Universal compatibility
Every LEGO brick produced since 1958 is compatible with every other LEGO brick produced since 1958. This is the only construction system in the world to offer this compatibility. Practical consequence: bricks accumulated over 20 years in a family form a reusable library indefinitely. When a set is disassembled, its parts become "free stock" usable for any new construction.
This compatibility comes at a cost: LEGO cannot modify the fundamental system without breaking everything. New bricks are added without replacement. This limits radical innovation but guarantees durability.
Material quality
LEGO primarily uses ABS (acrylonitrile butadiene styrene), an engineering plastic of superior quality to the cheap plastics used by competitors. Molding is precise to the micron. A LEGO brick can be stacked on 375,000 other bricks without crushing. This precision and quality explain why old bricks remain functional after decades.
Direct competitors (Mega Bloks, Cobi, BanBao) are dimensionally compatible but offer inferior interlocking quality and finish. For young children, the difference is noticeable: bricks that don't hold, fragility, breakages.
After-sales service
LEGO offers a free or symbolic spare parts service: missing part, broken part, just send it to receive it in a few days. No other mass toy manufacturer offers such a service. This policy massively retains customers.

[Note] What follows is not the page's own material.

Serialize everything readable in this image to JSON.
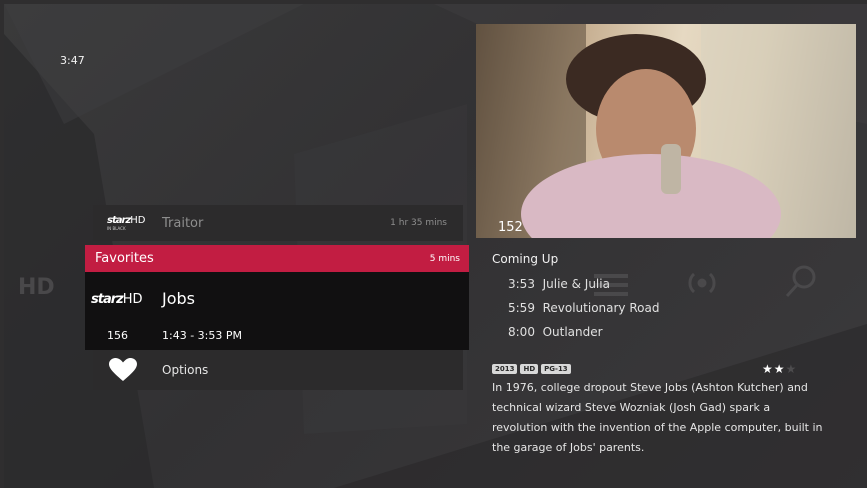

The 10 main ranges in detail
LEGO Duplo: the gateway for 1-5 year olds
Duplo is the first range a child is exposed to, generally between 18 months and 5 years. The bricks are 8 times larger in volume than classic bricks, making them manageable for small hands and impossible to swallow. This is also what makes Duplo essential: the transition to classic LEGO doesn't happen before 4-5 years for most children, and Duplo remains interesting until that age.
The range is divided into several sub-categories: Duplo Town (daily life, professions), Duplo Disney (princesses, Mickey, Cars), Duplo Friends (animals), Duplo Education (educational sets), and loose brick sets. For a first purchase, the "Creative Bricks" set at €30-50 is the most cost-effective investment: 70-100 bricks of various colors, without an imposed theme, which stimulate free imagination.
Thematic sets (farm, fire station, hospital) add narrative interest with characters, animals, accessories. They are particularly appreciated from 2.5-3 years old when symbolic play develops. Expect €25-60 for a standard thematic set, €80-120 for a premium set like "Our House" or "Steam Train."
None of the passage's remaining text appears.